At this point, the people who don’t know what they’re talking about will substitute your question for one they find easier to answer. Instead of telling you what culture is, they’ll give you examples of cultures they admire. Or they’ll give you factors they think are important: they’ll tell you it’s all about leadership; or values; or that it all boils down to ‘what you reward and recognise’ or that recruitment’s the one thing you have to get right.

All these things may be components of a great culture, but they’re not culture. And following this sort of advice risks building a company that turns out to be really clunky and difficult to work in.

So before you do anything to improve or develop your culture, start with a really clear understanding of what it is.

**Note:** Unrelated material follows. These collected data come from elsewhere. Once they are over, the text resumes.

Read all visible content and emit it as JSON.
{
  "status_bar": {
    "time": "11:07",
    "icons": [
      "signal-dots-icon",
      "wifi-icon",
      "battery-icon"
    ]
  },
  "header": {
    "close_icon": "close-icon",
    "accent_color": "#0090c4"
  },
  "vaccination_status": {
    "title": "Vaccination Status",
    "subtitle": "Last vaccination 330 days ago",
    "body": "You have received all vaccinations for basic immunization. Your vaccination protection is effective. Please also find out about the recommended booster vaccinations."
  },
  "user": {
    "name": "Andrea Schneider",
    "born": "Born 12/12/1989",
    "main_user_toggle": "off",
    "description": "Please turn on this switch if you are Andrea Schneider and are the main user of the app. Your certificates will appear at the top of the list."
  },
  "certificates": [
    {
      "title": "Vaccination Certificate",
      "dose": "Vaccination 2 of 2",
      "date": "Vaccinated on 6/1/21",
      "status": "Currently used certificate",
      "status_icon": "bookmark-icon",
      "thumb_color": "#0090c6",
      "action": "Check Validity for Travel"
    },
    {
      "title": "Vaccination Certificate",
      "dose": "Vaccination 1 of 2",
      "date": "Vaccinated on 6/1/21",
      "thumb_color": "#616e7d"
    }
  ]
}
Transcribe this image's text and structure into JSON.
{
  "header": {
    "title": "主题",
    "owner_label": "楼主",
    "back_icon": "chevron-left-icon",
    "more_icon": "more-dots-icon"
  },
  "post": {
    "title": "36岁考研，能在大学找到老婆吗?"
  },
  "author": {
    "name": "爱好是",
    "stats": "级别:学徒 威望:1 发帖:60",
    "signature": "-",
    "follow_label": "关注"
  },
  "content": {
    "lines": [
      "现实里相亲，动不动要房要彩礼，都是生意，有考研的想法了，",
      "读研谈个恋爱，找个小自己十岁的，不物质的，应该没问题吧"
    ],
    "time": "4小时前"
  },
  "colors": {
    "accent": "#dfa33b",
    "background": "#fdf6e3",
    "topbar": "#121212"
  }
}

At The Pioneers we follow a definition of organisational culture taken from Edgar Schein:

The culture of a group can be defined as the accumulated shared learning of that group as it solves its problems of external adaptation and internal integration; which has worked well enough to be considered valid and therefore to be taught to new members as the correct way to perceive, think, feel and behave in relation to those problems. This accumulated learning is a pattern or system of beliefs, values and behavioural norms that come to be taken for granted as basic assumptions and eventually drop out of awareness.

Organizational Culture and Leadership; Edgar Schein (2017)

Let’s try and translate that from business guru to plain English…

For your business to survive and grow the people who work for you need to learn how to do two things: how to engage successfully with the outside world (users, customers and investors) and how to work together effectively as a team. Overtime norms emerge that define what people need to notice, think feel and do in order to fit in or belong to the company – thats your culture.

It’s human nature for people to stick with things that appear to work and to look to improve on the things that don’t. So in your company, the more often something works, the more ingrained it becomes as a behaviour or thought pattern. Over time, attitudes, values, mental models or ways of working that may have started as tests or experiments, become the rules or norms that shape people’s decision making and behaviour. Eventually these things become so intuitive and automatic that they become the subconscious, basic assumptions that underpin your company’s sense of unity and identity — what you might think of as the DNA or core of your culture.

Any start-up that has validated that its product has market fit, will have a viable culture. As you look to pivot from start-up mode into rapid growth you’ll already have a set of stories, artefacts, tools, attitudes, behaviours, beliefs, shared assumptions, values, mental models and ways of working that enable your team to work together and to attract new talent, new customers and new investors. This collection of ‘stuff’ is what we mean by culture.

Whether you’ve tried to articulate this culture or not, new joiners will experience a set of standards that establish what they have to notice, think, feel and do in order to fit in and be accepted by the group. These norms are created as the team learns how to work together effectively and how to win customers, users and investors. This is what we mean by your company culture.